Reedville is home to the fishing industry for Atlantic menhaden, a small oily fish found in great abundance in Mid-Atlantic coastal waters. By some accounts, it is second only to Dutch Harbor, Alaska for the annual quantity of fish brought to port in the United States. A popular place to begin fishing charters and trips to Tangier Island in the Bay, Reedville is a destination itself, steeped in the history of the menhaden fishing industry, with its Millionaire's Row of Victorian-era mansions and several watercraft of the Fishermen's Museum each listed on the National Register of Historic Places.

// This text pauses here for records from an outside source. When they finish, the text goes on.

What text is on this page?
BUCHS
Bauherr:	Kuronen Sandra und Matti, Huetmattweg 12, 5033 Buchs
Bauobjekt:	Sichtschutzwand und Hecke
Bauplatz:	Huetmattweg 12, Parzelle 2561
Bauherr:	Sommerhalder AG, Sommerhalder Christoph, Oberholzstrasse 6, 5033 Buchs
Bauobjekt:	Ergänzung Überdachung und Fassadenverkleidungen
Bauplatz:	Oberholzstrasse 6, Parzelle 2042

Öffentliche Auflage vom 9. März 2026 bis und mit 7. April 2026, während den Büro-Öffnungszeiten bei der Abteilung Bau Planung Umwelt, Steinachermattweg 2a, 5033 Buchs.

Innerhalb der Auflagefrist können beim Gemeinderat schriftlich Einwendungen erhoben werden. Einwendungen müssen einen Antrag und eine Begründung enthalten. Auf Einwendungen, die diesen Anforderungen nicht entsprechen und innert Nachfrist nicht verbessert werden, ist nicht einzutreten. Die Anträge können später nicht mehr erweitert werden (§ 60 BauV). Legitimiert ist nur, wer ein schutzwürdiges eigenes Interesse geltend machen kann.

Reedville was named for Captain Elijah W. Reed (1827-1888). In 1874, Reed, a sea captain from Maine, came south to the Chesapeake Bay and recognized the potential of the menhaden fishing industry. In what became New England, as early as the 1620s, the Native Americans had taught the Pilgrims of the Plymouth Colony in Massachusetts the value of burying menhaden in each hill of corn for fertilizer.
Captain Reed moved his business from Brooklin, Maine to the Northern Neck, and brought to the established community of watermen a method of extracting large quantities of oil from the fish by rendering them by the millions. Their oil was used as a lubricant and in lighting, as whale oil was, and the leftover bones and carcasses were valuable as fertilizer. He opened the first processing plant. By 1885, Reedville was heavily engaged in the menhaden fishing industry. Menhaden factories on Cockrell Creek produced fish oil, meal and fertilizer from menhaden. The menhaden fishing industry brought tremendous wealth to Reedville and to Northumberland County. Reedville, a town of approximately 500, was once known as the wealthiest town in the United States due to the large sums of money produced by the menhaden industry.
Fishing boat captains and factory owners and who made their fortunes from menhaden built homes along what is now Main Street.
Years ago, dozens of fish processing factories, most recently Omega Protein Corporation (successor to Zapata Haynie, Reedville Oil and Guano Company and Haynie Products Company) and Standard Products Company, dotted the Northumberland coastline near Reedville and adjacent fishing communities.